By enriching those at the top and helping to impoverish those at the bottom, subsidies are part of the inequality problem rather than part of the solution.

Corporate America’s Government Bonanza

moneybagsontherunWe’re taught to believe that government is a system for protecting the country, ensuring justice and helping people pursue happiness. For large corporations, on the other hand, government amounts to a big investment opportunity.

One of the most detailed assessments of the return on that investment has just been produced by the Sunlight Foundation. Not surprisingly, it turns out that the interaction big business has with the public sector is very profitable. What’s amazing is Sunlight’s estimate of the magnitude of those gains.

In its report called Fixed Fortunes, Sunlight takes great pains in estimating both what 200 of the largest and most politically active firms spend on government – in the form of campaign contributions and lobbying expenditures – and what they receive in benefits. Sunlight puts those benefits in two categories: federal business and federal support.

The first includes federal contracts as well as foreign sales enabled by the Export-Import Bank and certain transactions involving commercial banks in the wake of the financial meltdown. Federal support includes grants, loans and loan guarantees as well as other forms of assistance to banks following the meltdown.
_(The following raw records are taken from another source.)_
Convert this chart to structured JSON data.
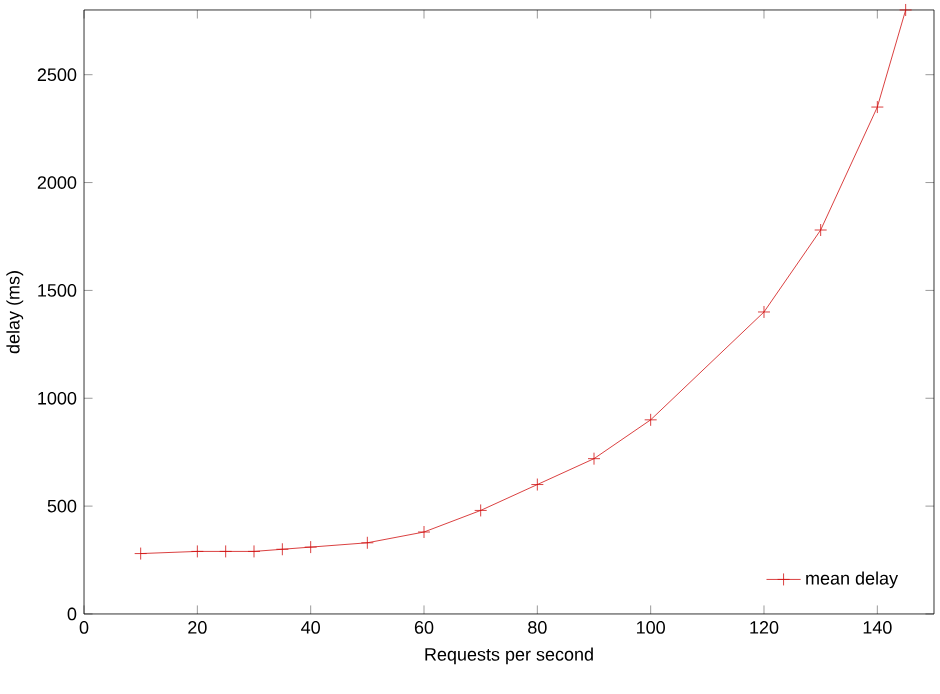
{
  "chart_data": {
    "type": "line",
    "xlabel": "Requests per second",
    "ylabel": "delay (ms)",
    "x": [
      10,
      20,
      25,
      30,
      35,
      40,
      50,
      60,
      70,
      80,
      90,
      100,
      120,
      130,
      140,
      145
    ],
    "series": [
      {
        "name": "mean delay",
        "color": "#d01010",
        "values": [
          280,
          290,
          290,
          290,
          300,
          310,
          330,
          380,
          480,
          600,
          720,
          900,
          1400,
          1780,
          2350,
          2800
        ]
      }
    ],
    "xlim": [
      0,
      150
    ],
    "xticks": [
      0,
      20,
      40,
      60,
      80,
      100,
      120,
      140
    ],
    "ylim": [
      0,
      2800
    ],
    "yticks": [
      0,
      500,
      1000,
      1500,
      2000,
      2500
    ],
    "legend": "bottom right",
    "marker": "cross",
    "line_style": "solid",
    "grid": false
  }
}
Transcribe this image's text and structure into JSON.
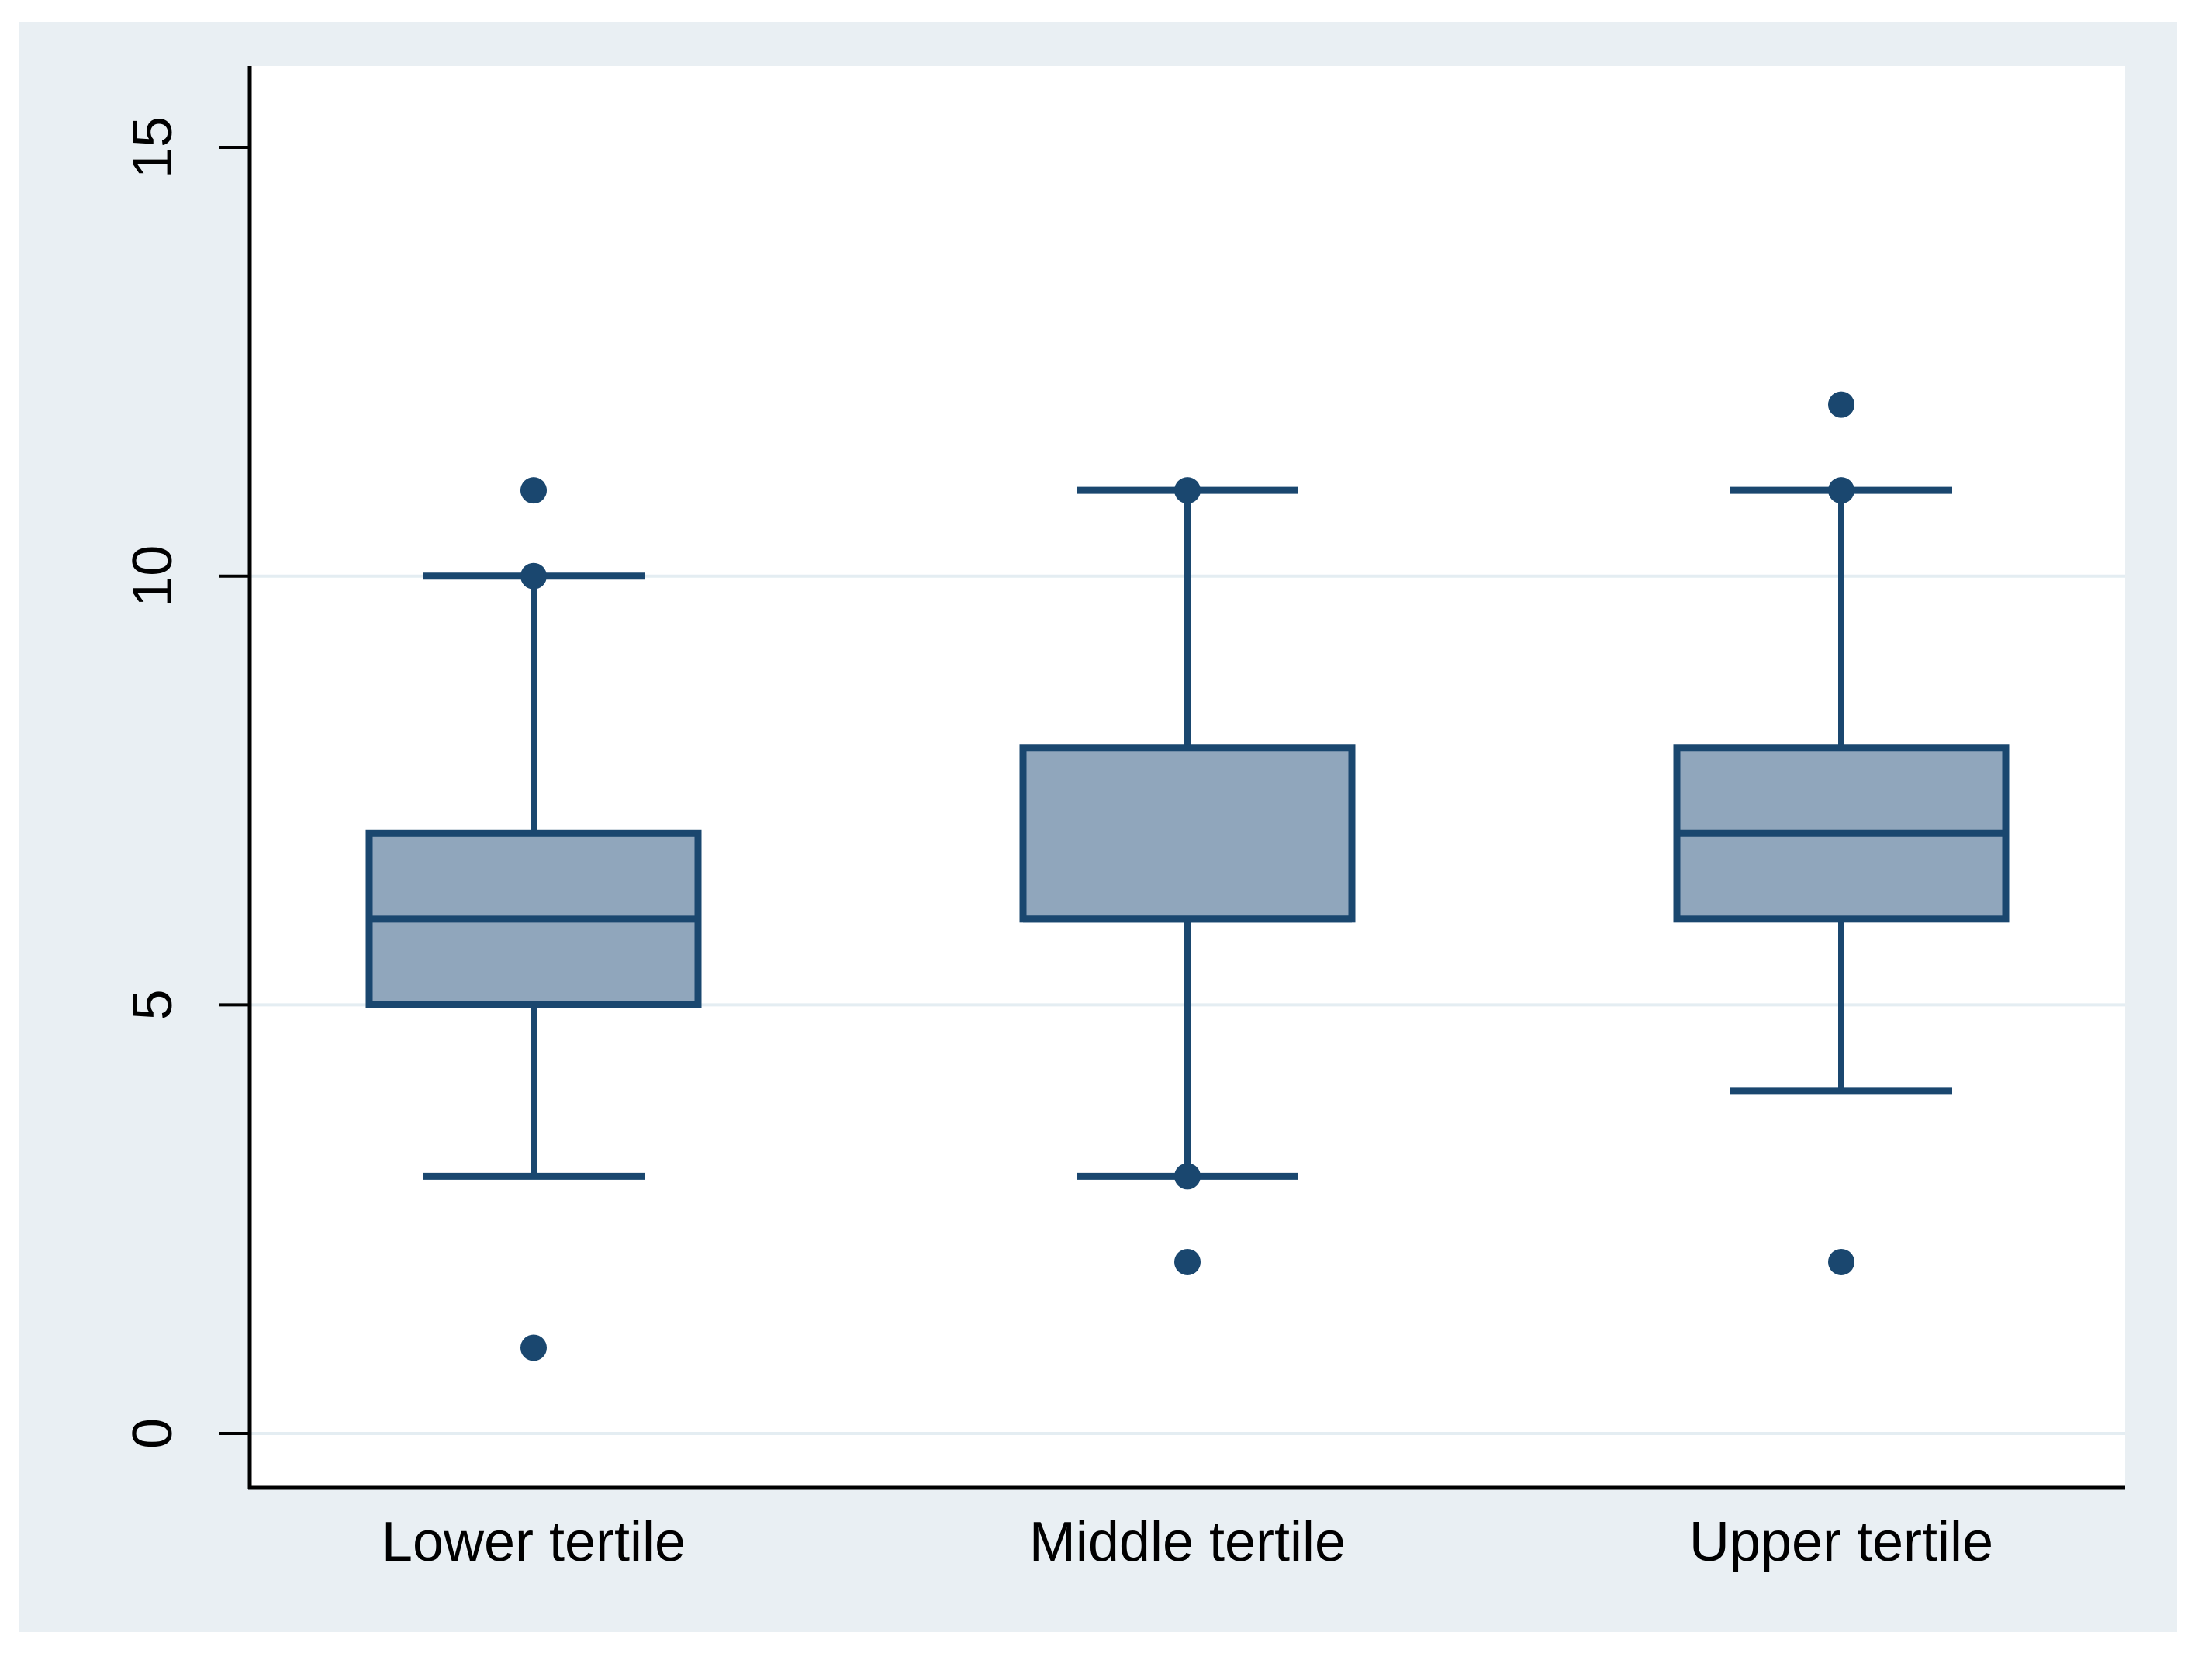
{
  "figure": {
    "background_color": "#e9eff3",
    "plot_background_color": "#ffffff",
    "axis_color": "#000000"
  },
  "chart_data": {
    "type": "box",
    "title": "",
    "xlabel": "",
    "ylabel": "",
    "categories": [
      "Lower tertile",
      "Middle tertile",
      "Upper tertile"
    ],
    "y_axis": {
      "ticks": [
        0,
        5,
        10,
        15
      ],
      "tick_labels": [
        "0",
        "5",
        "10",
        "15"
      ],
      "grid_ticks": [
        0,
        5,
        10
      ],
      "range": [
        -0.65,
        15.95
      ],
      "grid_on": true,
      "tick_label_rotation_deg": -90
    },
    "series": [
      {
        "label": "Lower tertile",
        "whisker_low": 3,
        "q1": 5,
        "median": 6,
        "q3": 7,
        "whisker_high": 10,
        "outliers": [
          11,
          10,
          1
        ]
      },
      {
        "label": "Middle tertile",
        "whisker_low": 3,
        "q1": 6,
        "median": 6,
        "q3": 8,
        "whisker_high": 11,
        "outliers": [
          11,
          3,
          2
        ]
      },
      {
        "label": "Upper tertile",
        "whisker_low": 4,
        "q1": 6,
        "median": 7,
        "q3": 8,
        "whisker_high": 11,
        "outliers": [
          12,
          11,
          2
        ]
      }
    ],
    "colors": {
      "box_fill": "#90a6bc",
      "box_stroke": "#1a476f",
      "whisker": "#1a476f",
      "outlier_dot": "#1a476f",
      "gridline": "#e4edf2"
    },
    "legend": {
      "visible": false
    }
  }
}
Sunlight finds that the 200 companies spent $5.8 billion on political influence during the period from 2007 to 2012 while receiving $1.3 trillion in federal business and $3.2 trillion in federal support. This shows, Sunlight says, that for every dollar spent on influencing federal policy, these corporations received $760 in benefits. And that’s just the average. Some of the big banks got vastly more. Goldman Sachs received about $229 billion in business and support combined, more than 6,000 times what it spent on influence. For Bank of America it was more than 10,000 times. These are rates of return even the most successful hedge funds couldn’t imagine.

In some ways, Sunlight’s benefit numbers are understated, since they do not include the payoff from lobbying for corporate income tax reductions. The report includes figures from Citizens for Tax Justice showing the low effective tax rates most large companies enjoy, but Sunlight does not attempt the probably impossible task of estimating the dollar value of the tax benefits individual companies have gained from their lobbying efforts. Sunlight points out other examples of unquantifiable benefits corporations receive from Uncle Sam, such as those deriving from the artificially low rates charged to petroleum companies for drilling on federal land.

Moreover, Sunlight acknowledges that its estimates apply only at the federal level, though in its summary list of the results for the 200 companies it includes links to the state and local subsidy totals my colleagues and I at Good Jobs First have assembled in our Subsidy Tracker database.

On the other hand, one could take issue with the way in which Sunlight calculates some of the categories of federal support. For loan and loan guarantee programs, for example, it apparently uses the face value of the funding, whereas the actual cost (except in cases of default) is much lower. It would have been helpful if Sunlight had listed the totals derived from each form of assistance; it is not always clear which numbers it used in the underlying spreadsheets it makes available.

Despite these quibbles, Sunlight has performed a great service in documenting the extent to which the federal government functions as a giant ATM for corporate America. We at Good Jobs First will soon be contributing to this effort by extending Subsidy Tracker to the federal level. We’ve been gathering data on many of the same programs examined by Sunlight, plus others, and we will be including entries for all companies, both large and small.

Let’s hope that as more light is shined on the ways government benefits corporations, we can shame elected officials into remembering who it is they are supposed to be serving.